Ma in che consiste, nel concreto, il processo in atto? In Veneto l’«industria della salute» assorbe oltre il 60% del bilancio regionale (8,3 miliardi all’anno), vanta conti in attivo e occupa 58 mila persone, distribuite tra pubblico (88% del totale) e privato. È un colosso, che si snoda in 51 ospedali e 25 tra Ulss e Aziende. È attrezzato per offrire prestazioni di qualità elevata ma sconta tuttora una vecchia concezione «generalista» che privilegia la degenza rispetto alla cura diffusa sul territorio, concentrando così energie umane e materiali su una rete ospedaliera non immune da duplicati, sacche di inefficienza, esuberi. La riforma in cantiere prova a invertire questa tendenza, riducendo anzitutto i posti letto con un taglio di 1200 unità che ne fissa il limite a 17.300; introducendo un blocco sostanziale dei primariati - ne sono stati concessi 6 in più rispetto agli attuali 758, andranno a Verona (2), Padova (2), Alta Padovana e Iov - e avviando la fusione dei reparti «doppione» più vistosi. In effetti, la scure annunciata e paventata da più parti, somiglia molto a un temperino che infine ha accolto più istanze di quante ne abbia respinte. Tanto più che accanto all’istituzione di dipartimenti ex novo - quali l’Odontoiatria per disabili e la Psicologia ospedaliera - compare lo sblocco de facto delle assunzioni, decretato da un atto che vincola la Regione a coprire l’organico (oggi carente) dei servizi attivati.

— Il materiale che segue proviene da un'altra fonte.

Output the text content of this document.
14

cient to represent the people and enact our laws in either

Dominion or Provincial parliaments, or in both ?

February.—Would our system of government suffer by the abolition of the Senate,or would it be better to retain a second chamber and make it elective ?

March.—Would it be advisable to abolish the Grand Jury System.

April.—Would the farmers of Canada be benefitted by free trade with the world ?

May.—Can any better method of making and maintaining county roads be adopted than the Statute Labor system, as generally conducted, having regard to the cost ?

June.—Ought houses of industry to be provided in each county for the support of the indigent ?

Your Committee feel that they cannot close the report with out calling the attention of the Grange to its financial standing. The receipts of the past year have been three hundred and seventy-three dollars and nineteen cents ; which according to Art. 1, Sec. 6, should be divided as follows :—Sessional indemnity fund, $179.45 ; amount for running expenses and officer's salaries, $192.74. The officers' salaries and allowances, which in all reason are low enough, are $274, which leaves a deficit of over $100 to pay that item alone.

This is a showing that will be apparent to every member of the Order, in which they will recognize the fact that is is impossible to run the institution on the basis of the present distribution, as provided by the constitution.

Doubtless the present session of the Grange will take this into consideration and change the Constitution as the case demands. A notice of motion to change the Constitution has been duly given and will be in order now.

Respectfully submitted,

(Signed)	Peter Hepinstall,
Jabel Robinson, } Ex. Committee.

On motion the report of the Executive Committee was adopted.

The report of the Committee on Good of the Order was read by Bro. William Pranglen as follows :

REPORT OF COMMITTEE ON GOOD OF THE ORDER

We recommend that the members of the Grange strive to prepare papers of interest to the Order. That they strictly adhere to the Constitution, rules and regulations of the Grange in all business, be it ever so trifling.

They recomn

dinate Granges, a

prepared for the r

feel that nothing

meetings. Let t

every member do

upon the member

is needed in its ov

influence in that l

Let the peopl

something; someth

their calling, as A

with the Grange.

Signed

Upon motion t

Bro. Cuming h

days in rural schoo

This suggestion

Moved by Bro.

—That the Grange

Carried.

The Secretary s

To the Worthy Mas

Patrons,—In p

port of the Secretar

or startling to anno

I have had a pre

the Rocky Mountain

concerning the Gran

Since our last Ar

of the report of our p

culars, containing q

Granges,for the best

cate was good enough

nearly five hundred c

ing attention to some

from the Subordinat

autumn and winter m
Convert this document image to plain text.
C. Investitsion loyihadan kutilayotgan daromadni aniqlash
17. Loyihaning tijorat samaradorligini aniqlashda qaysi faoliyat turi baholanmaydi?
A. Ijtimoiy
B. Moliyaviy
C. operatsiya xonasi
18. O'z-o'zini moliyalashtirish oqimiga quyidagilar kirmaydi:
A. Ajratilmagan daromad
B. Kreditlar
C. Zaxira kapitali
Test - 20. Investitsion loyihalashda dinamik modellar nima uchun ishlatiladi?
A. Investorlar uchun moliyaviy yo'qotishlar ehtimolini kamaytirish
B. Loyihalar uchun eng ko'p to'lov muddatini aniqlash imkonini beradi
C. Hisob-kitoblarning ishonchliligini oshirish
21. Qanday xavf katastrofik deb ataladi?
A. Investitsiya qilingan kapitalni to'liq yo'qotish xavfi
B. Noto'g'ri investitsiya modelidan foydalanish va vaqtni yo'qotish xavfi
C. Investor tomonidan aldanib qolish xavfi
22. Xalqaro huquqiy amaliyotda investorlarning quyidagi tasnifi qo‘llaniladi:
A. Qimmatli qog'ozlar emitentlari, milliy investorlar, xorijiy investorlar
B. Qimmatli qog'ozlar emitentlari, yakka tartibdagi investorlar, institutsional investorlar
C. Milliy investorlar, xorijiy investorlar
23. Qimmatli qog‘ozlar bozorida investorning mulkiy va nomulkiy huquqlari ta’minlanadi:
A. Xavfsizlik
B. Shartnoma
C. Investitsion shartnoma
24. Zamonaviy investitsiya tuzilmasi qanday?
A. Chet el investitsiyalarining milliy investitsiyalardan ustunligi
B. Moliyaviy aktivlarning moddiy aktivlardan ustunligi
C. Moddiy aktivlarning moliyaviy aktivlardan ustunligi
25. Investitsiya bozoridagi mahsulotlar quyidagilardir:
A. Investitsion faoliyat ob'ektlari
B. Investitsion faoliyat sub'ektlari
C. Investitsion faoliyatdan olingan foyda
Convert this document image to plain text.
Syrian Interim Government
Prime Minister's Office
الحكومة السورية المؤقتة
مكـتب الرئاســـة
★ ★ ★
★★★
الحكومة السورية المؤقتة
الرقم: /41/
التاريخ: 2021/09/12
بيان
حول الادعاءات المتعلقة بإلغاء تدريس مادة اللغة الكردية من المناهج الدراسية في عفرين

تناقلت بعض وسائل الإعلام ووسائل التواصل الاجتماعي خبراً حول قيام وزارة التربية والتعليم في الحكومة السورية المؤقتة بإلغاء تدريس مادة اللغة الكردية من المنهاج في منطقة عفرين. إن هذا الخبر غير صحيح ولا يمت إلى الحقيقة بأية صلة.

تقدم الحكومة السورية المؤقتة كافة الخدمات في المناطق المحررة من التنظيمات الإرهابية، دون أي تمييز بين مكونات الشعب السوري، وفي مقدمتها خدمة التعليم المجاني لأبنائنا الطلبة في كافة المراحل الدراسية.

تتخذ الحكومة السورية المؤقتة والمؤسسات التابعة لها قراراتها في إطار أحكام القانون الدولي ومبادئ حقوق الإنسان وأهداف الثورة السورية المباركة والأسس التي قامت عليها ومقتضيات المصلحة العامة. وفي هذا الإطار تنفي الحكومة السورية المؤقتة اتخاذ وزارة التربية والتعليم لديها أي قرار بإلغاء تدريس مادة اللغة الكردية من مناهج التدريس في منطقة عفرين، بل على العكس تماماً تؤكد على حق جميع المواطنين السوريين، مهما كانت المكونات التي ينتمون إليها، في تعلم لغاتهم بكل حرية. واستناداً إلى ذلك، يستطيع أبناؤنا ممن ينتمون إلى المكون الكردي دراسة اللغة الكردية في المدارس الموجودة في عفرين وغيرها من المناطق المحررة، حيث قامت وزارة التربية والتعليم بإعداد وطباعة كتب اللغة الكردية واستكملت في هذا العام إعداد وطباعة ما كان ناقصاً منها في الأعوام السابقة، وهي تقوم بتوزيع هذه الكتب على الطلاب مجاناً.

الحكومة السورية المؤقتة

Chi scommette sul potenziamento delle cure sul territorio come alternativa al ricovero sistematico, è l’assessore Luca Coletto: «In Veneto non si era mai vista un’articolazione così capillare e tarata sulle necessità delle persone a cui rispondere vicino a casa e fuori dagli ospedali per acuti. Penso agli ospedali di comunità e alle medicine di gruppo, da far partire subito; al rafforzamento del sistema di urgenza-emergenza; alla diffusa presenza di punti di primo intervento e di servizi per la diagnostica». Nel frattempo, proteste e critiche non mancano... «Come sempre, quando viene varata una riforma di tale portata, c’è chi storce il naso e chi grida alla mannaia. Esorto tutti a non fare demagogia, se qualche aspetto del piano non darà le risposte attese c’è la massima disponibilità a porvi rimedio». Dove l’allusione corre al dibattito in aula che potrebbe riservare ritocchi all’impianto di base.
In commissione (pur tra momenti collaborativi che hanno indotto Padrin a plaudire «il dialogo costruttivo tra persone oltre gli steccati politici») l’opposizione ha espresso voto contrario. «Al di là di alcune correzioni positive, la strada imboccata è chiara: tagliare posti letto ospedalieri senza garantire in cambio servizi e risorse nei territori. Quando e dove vedranno la luce gli ospedali di comunità, gli hospice, i centri per l’alzheimer e la sclerosi multipla?», chiede Claudio Sinigaglia (Pd) «perché dimezzare il numero dei distretti? Perché eliminare un gran numero di responsabili di psichiatria per l’infanzia e l’adolescenza, la disabilità e la non autosufficienza? Su questi nodi rimane il buio assoluto». Soddisfazione dalla Lega, per voce di Federico Caner e Arianna Lazzarini («La nostra sanità ci rende orgogliosi») e da parte del capogruppo pidiellino Dario Bond («Un buon lavoro, il punto d’equilibrio è stato raggiunto») mentre Antonino Pipitone, medico-consigliere dell’Idv parla di «errori e incongruenze» e Antonio De Poli (Udc) liquida il tutto «uno spot propagandistico di Zaia».